A baby bat with its adoptive mother (photo credit: TEL AVIV UNIVERSITY)
A baby bat with its adoptive mother
(photo credit: TEL AVIV UNIVERSITY)

Baby fruit bats behave like their adoptive mothers rather than their biological mothers, researchers from Tel Aviv University (TAU) found in a study published in the peer-reviewed journal BMC Biology in September.

Animals that are adapted to living in cities are known to be less risk-averse than those living in rural environments. The TAU team wanted to find how this trait occurs in fruit bat pups and whether it is genetic or acquired.

The researchers, led by Prof. Yossi Yovel, Head of the Sagol School of Neuroscience, and including Dr. Lee Harten, Michal Handel, Orit Dash and Nesim Gonceer of TAU and Prof. H. Bobby Fokidis from Florida's Rollins College, brought 86 pairs of fruit bats, with each pair consisting of a mother and a pup. 61 pairs were from 4 different urban colonies and 25 pairs were from 3 rural colonies.

In the first phase of the experiment, they put food inside a box that could only be accessed by adult bats who landed on top of it. The city bats were easily able to get the food, while the rural bats took several hours to figure it out.

Next, the researchers did the same thing, but this time with the baby bats. They found that, like the adult bats, the urban pups were bolder and learned faster than the rural ones, leading the team to believe these traits were inherited from the biological mothers.

Prof. Yossi Yovel, Head of TAU's Sagol School of Neuroscience (credit: TEL AVIV UNIVERSITY)Prof. Yossi Yovel, Head of TAU's Sagol School of Neuroscience (credit: TEL AVIV UNIVERSITY)
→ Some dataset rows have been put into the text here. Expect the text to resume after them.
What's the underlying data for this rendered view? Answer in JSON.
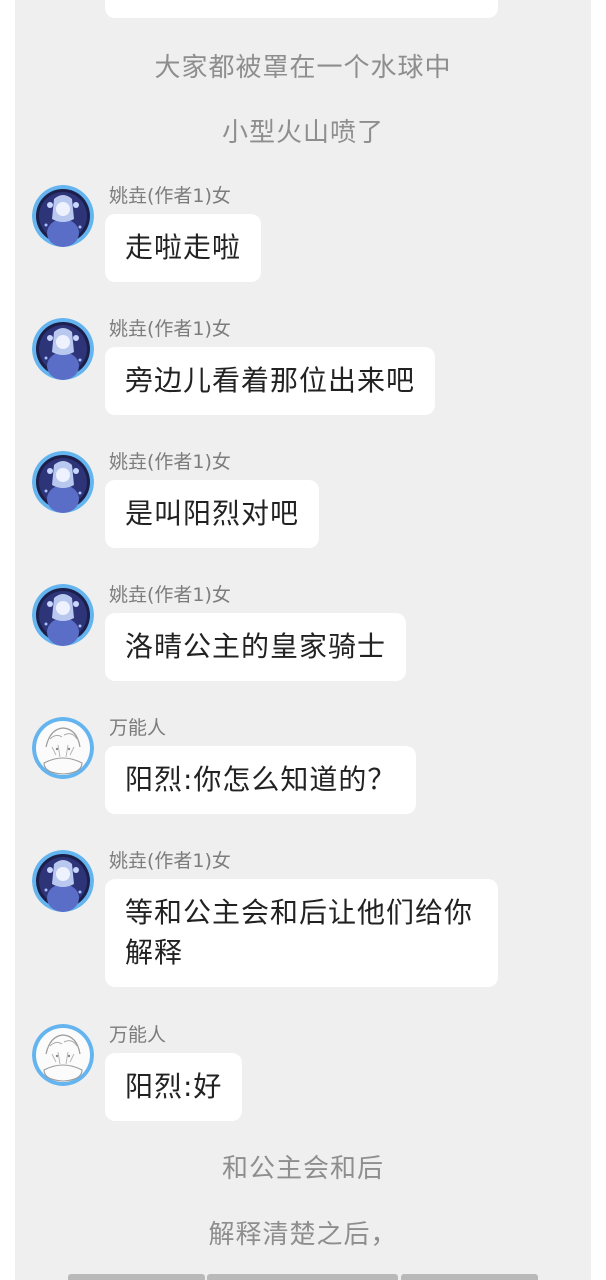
{
  "narration_top": [
    "大家都被罩在一个水球中",
    "小型火山喷了"
  ],
  "messages": [
    {
      "sender": "姚垚(作者1)女",
      "text": "走啦走啦",
      "avatar": "anime-girl-avatar"
    },
    {
      "sender": "姚垚(作者1)女",
      "text": "旁边儿看着那位出来吧",
      "avatar": "anime-girl-avatar"
    },
    {
      "sender": "姚垚(作者1)女",
      "text": "是叫阳烈对吧",
      "avatar": "anime-girl-avatar"
    },
    {
      "sender": "姚垚(作者1)女",
      "text": "洛晴公主的皇家骑士",
      "avatar": "anime-girl-avatar"
    },
    {
      "sender": "万能人",
      "text": "阳烈:你怎么知道的？",
      "avatar": "sketch-avatar"
    },
    {
      "sender": "姚垚(作者1)女",
      "text": "等和公主会和后让他们给你解释",
      "avatar": "anime-girl-avatar"
    },
    {
      "sender": "万能人",
      "text": "阳烈:好",
      "avatar": "sketch-avatar"
    }
  ],
  "narration_bottom": [
    "和公主会和后",
    "解释清楚之后，"
  ],
  "colors": {
    "background": "#efefef",
    "bubble": "#ffffff",
    "avatar_ring": "#64b4f0",
    "narration_text": "#8e8e8e"
  }
}
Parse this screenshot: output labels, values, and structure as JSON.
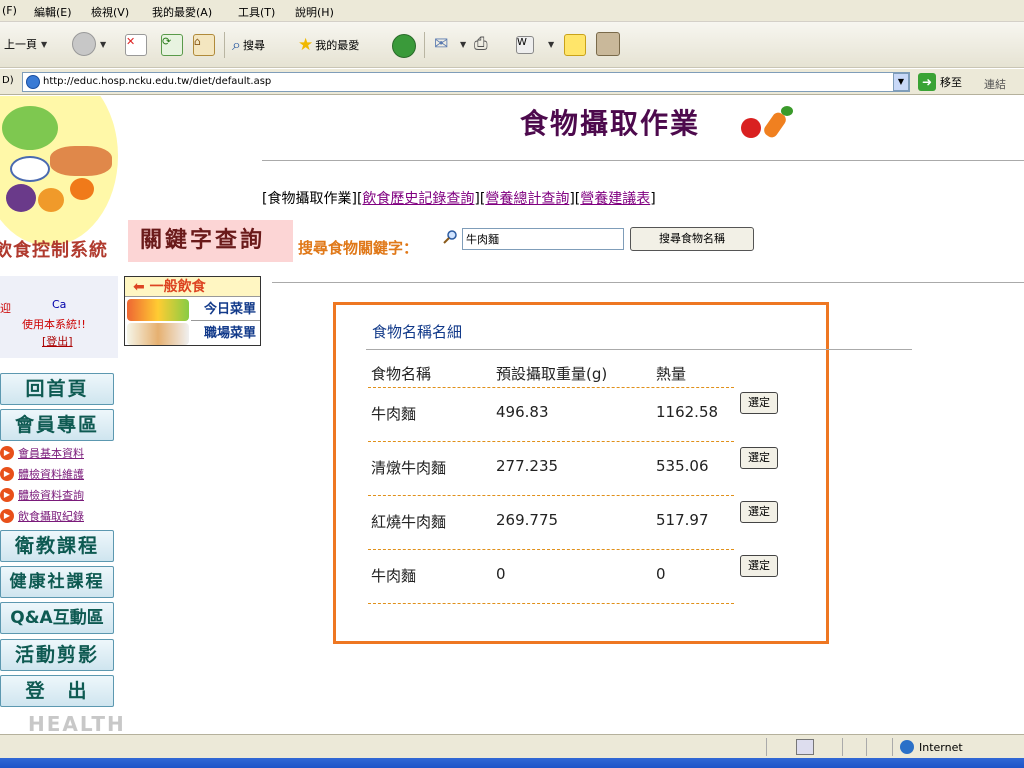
{
  "menubar": {
    "items": [
      "(F)",
      "編輯(E)",
      "檢視(V)",
      "我的最愛(A)",
      "工具(T)",
      "說明(H)"
    ]
  },
  "toolbar": {
    "back_label": "上一頁",
    "search_label": "搜尋",
    "favorites_label": "我的最愛"
  },
  "address": {
    "prefix": "D)",
    "url": "http://educ.hosp.ncku.edu.tw/diet/default.asp",
    "go_label": "移至",
    "links_label": "連結"
  },
  "sidebar": {
    "system_title": "飲食控制系統",
    "welcome_prefix": "迎",
    "user_name": "Ca",
    "welcome_text": "使用本系統!!",
    "logout_label": "[登出]",
    "nav": {
      "home": "回首頁",
      "member": "會員專區",
      "sublinks": [
        "會員基本資料",
        "體檢資料維護",
        "體檢資料查詢",
        "飲食攝取紀錄"
      ],
      "health_course": "衛教課程",
      "wellness_course": "健康社課程",
      "qa": "Q&A互動區",
      "activities": "活動剪影",
      "logout": "登　出"
    },
    "footer_text": "HEALTH"
  },
  "menus": {
    "general_diet": "一般飲食",
    "today_menu": "今日菜單",
    "work_menu": "職場菜單"
  },
  "main": {
    "title": "食物攝取作業",
    "tabs": {
      "current": "[食物攝取作業]",
      "t1": "飲食歷史記錄查詢",
      "t2": "營養總計查詢",
      "t3": "營養建議表"
    },
    "keyword_label": "關鍵字查詢",
    "search_label": "搜尋食物關鍵字：",
    "search_value": "牛肉麵",
    "search_button": "搜尋食物名稱"
  },
  "results": {
    "title": "食物名稱名細",
    "headers": [
      "食物名稱",
      "預設攝取重量(g)",
      "熱量"
    ],
    "select_label": "選定",
    "rows": [
      {
        "name": "牛肉麵",
        "weight": "496.83",
        "calories": "1162.58"
      },
      {
        "name": "清燉牛肉麵",
        "weight": "277.235",
        "calories": "535.06"
      },
      {
        "name": "紅燒牛肉麵",
        "weight": "269.775",
        "calories": "517.97"
      },
      {
        "name": "牛肉麵",
        "weight": "0",
        "calories": "0"
      }
    ]
  },
  "status": {
    "zone": "Internet"
  }
}
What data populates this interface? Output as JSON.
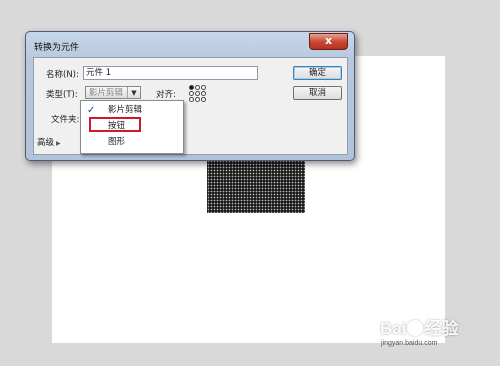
{
  "dialog": {
    "title": "转换为元件",
    "close_symbol": "x",
    "name_label": "名称(N):",
    "name_value": "元件 1",
    "type_label": "类型(T):",
    "type_selected": "影片剪辑",
    "align_label": "对齐:",
    "folder_label": "文件夹:",
    "advanced_label": "高级",
    "ok_label": "确定",
    "cancel_label": "取消"
  },
  "type_menu": {
    "items": [
      {
        "label": "影片剪辑",
        "checked": true
      },
      {
        "label": "按钮",
        "checked": false,
        "highlighted": true
      },
      {
        "label": "图形",
        "checked": false
      }
    ]
  },
  "registration": {
    "selected": "top-left"
  },
  "watermark": {
    "main_left": "Bai",
    "main_right": "经验",
    "sub": "jingyan.baidu.com"
  },
  "colors": {
    "stage": "#ffffff",
    "highlight": "#d1182a",
    "close_button": "#c9442e"
  }
}
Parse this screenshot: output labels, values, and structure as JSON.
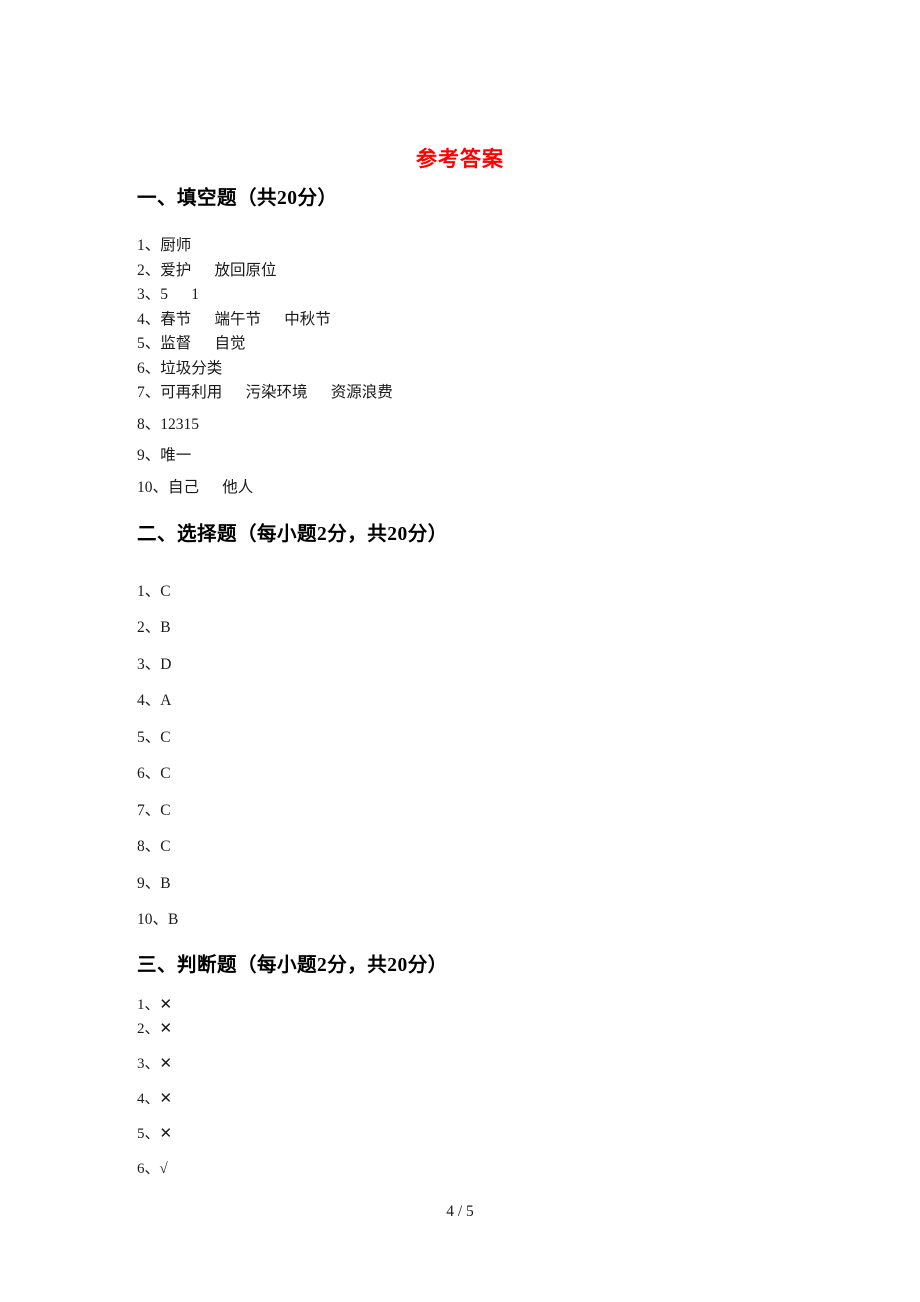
{
  "document": {
    "title": "参考答案",
    "title_color": "#ff0000",
    "footer": "4 / 5"
  },
  "sections": [
    {
      "heading": "一、填空题（共20分）",
      "items": [
        "1、厨师",
        "2、爱护      放回原位",
        "3、5      1",
        "4、春节      端午节      中秋节",
        "5、监督      自觉",
        "6、垃圾分类",
        "7、可再利用      污染环境      资源浪费",
        "8、12315",
        "9、唯一",
        "10、自己      他人"
      ]
    },
    {
      "heading": "二、选择题（每小题2分，共20分）",
      "items": [
        "1、C",
        "2、B",
        "3、D",
        "4、A",
        "5、C",
        "6、C",
        "7、C",
        "8、C",
        "9、B",
        "10、B"
      ]
    },
    {
      "heading": "三、判断题（每小题2分，共20分）",
      "items": [
        "1、✕",
        "2、✕",
        "3、✕",
        "4、✕",
        "5、✕",
        "6、√"
      ]
    }
  ]
}
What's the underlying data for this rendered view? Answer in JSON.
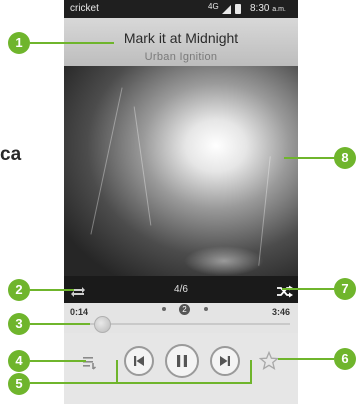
{
  "status_bar": {
    "carrier": "cricket",
    "network": "4G",
    "time": "8:30",
    "ampm": "a.m."
  },
  "now_playing": {
    "title": "Mark it at Midnight",
    "artist": "Urban Ignition",
    "track_position": "4/6",
    "elapsed": "0:14",
    "total": "3:46",
    "progress_fraction": 0.062,
    "page_indicator": "2"
  },
  "side_text": "ca",
  "callouts": [
    "1",
    "2",
    "3",
    "4",
    "5",
    "6",
    "7",
    "8"
  ],
  "icons": {
    "repeat": "repeat-icon",
    "shuffle": "shuffle-icon",
    "playlist": "playlist-icon",
    "previous": "previous-icon",
    "pause": "pause-icon",
    "next": "next-icon",
    "favorite": "star-icon"
  },
  "colors": {
    "callout": "#6fb52c",
    "status_bar": "#1f1f1f",
    "repeat_bar": "#1a1a1a"
  }
}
In order to determine if and how the bat pups were impacted by their mothers' conditioning, the researchers then left the pups of city-dwelling bats to be raised by rural mothers and left rural pups with urban mothers, and then studied variations in the pups' behavior, specifically regarding their boldness.

The team found that the pups tended to behave more like their adoptive mothers than their biological mothers, possibly due to higher levels of the hormone cortisol in the urban mothers' milk.

"The urban environment presents animals with more challenges and a greater variety of situations. It is therefore plausible that bats and other animals living in the city require more boldness and higher learning skills," Prof. Yovel said. "In light of our findings, we hypothesize that the [boldness] trait is passed on to pups in early stages of development, through some component of their mothers' milk."